In response to:
China is Far from the September 3, 1970 issue
To the Editors:
John Fairbank’s view (“China is Far,” NYR, September 3) of China’s role in the international world is very misleading. Fairbank argues that the Chinese revolution rejected the international world of trade and finance. This allegedly stems from China’s “stay-at-home tradition.” Actually the opposite is more nearly true.
For almost a decade now China has been engaged in a mammoth shipbuilding and ship buying drive. China is consistently among the largest, if not the largest, charterer of bulk-carrying tramp freighters.
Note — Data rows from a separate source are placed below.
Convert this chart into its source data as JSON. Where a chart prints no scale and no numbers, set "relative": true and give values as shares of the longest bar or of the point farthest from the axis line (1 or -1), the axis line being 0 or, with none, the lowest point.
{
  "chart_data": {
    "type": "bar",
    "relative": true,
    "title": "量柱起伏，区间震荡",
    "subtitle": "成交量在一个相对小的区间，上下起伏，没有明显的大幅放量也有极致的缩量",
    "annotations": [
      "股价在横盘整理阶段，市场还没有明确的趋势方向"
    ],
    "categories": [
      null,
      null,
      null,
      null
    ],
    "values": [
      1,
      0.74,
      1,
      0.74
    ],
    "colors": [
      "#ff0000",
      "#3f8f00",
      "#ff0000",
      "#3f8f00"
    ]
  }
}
The first Chinese-built ocean-going freighter arrived in Indonesia in 1961, England in 1962, Africa in 1963, Japan in 1964, and Canada just recently.
In addition China’s leaders have committed themselves to making the Chinese currency a hard international currency. Chinese currency is so stable and its growing commerce such a good risk in the eyes of capitalist countries that for the first time these nations are signing trade agreements with China to be settled in Chinese currency.
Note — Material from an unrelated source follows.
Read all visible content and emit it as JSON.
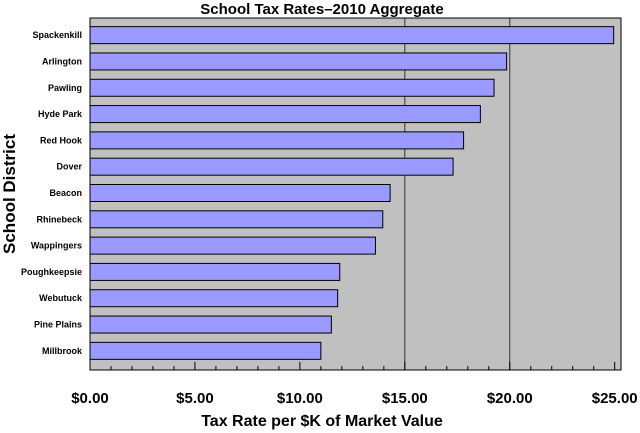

To the extent that China has learned to survive, prosper, and develop in the international commercial world, it has become, contrary to Fairbanks, “like us.” It is succeeding here not be a thoughtless “stay-at-home tradition,” but by thoughtful investment, commercial and monetary practices whose goal of independence is meant to prove Fairbank wrong in his faith that “our expanding world of trade and contact monopolizes their future.”
Edward Friedman
Department of Political Science
University of Wisconsin
J.K Fairbank replies:
Misquotation always helps controversy. I wrote, “We may still feel that our expanding world of trade and contact monopolizes their future, but superior firepower will no longer prove it. Can we accept the novel thought that our present is not their future?” My “faith,” such as it is, is expressed in the last sentence; perhaps Mr. Friedman reads too rapidly.
I freely concede China’s progress in bulk-carrying tramp-freighter chartering. The fact remains that China’s per capita foreign trade is just about the lowest in the world. Though the People’s Republic contains almost a quarter of mankind, its activity abroad is still that of a second- or third-level country. This is not our doing. The Chinese simply have sense enough to stay home, fortunately.